Training like this took me in the last 6 months from someone who struggled to run 3 times a week without getting injured to someone who can run 50 mile weeks without getting injured.
from personal experience:
- ensure that you have the right HR calculation, this is really important. If you are using a % of HR Max, ensure that you have your Max HR measured Properly. The 220-age formula usually used is very inaccurate - for example I had mine measured in a lab on a treadmill (backed up by wearing a HRM for flat out 5 k races) and it is 193. The standard formula says it should be 180 and if I were to set my HR zones on that basis I would have to walk! I read Phil Maffetones book and used his simple formula (google it) for aerobic base HR and it worked well.
- it takes time to show results training like this, and in my experience (backed up by some reading on the subject) volume makes a big difference. Low volume meaning slow progression. I trained steadily going from 20-30-40 miles a week and I saw very slow progress until I started getting 30-40 miles and 5 runs a week after which my aerobic pace dropped from 10:30 to around 9:15 in about 3 months and my fitness rocketed. Of course everyone is different, the key is to take it slow as if you ramp up volume too quickly you will just get injured and be back to square one.
- results did not seem linear for me e.g I seemed to be making no improvement for 4-6 weeks and then suddenly I would be looking at my pace and thinking "wow, where dis that improvement come from?"
- training this way made a huge difference to training for my second marathon, for my first I was always injured, I could really "feel" the base I had when I started training for my second and I was able to execute and recover from training much better.

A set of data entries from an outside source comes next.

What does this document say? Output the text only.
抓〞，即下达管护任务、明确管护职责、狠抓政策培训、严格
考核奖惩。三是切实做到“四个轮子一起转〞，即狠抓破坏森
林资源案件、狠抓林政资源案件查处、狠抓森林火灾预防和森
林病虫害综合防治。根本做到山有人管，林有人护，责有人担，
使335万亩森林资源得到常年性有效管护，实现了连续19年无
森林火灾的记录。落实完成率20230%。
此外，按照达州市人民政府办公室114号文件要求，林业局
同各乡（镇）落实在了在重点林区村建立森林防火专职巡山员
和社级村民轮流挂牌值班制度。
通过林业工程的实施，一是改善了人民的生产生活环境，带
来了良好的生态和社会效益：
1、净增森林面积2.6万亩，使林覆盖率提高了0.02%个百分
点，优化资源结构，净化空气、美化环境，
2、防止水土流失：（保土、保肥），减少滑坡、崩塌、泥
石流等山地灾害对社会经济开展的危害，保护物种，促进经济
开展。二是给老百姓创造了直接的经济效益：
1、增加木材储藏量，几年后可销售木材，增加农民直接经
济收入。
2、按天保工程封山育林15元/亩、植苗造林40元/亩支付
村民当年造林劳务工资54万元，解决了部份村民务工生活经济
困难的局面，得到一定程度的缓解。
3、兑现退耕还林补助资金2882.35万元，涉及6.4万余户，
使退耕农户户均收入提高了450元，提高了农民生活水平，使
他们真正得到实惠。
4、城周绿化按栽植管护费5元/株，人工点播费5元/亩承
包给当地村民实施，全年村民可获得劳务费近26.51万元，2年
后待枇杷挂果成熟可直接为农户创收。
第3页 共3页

- getting home feeling like you have not done anything is how it should feel. you should almost feel more refreshed than before you started.....
Good news is that it sounds like you have come out of it better that I have - I could barely walk yesterday and I am still having trouble with stairs today and i am generally absolutely shattered, heavy chest etc - running again is some way off I think!
Whilst i am very happy with my time I think it would have been nicer to have started slower and had something left at the end, rather than being at the limit of blow up pace for the first half and hanging on for dear life for the second. It is pretty clear I pushed myself to the absolute limit.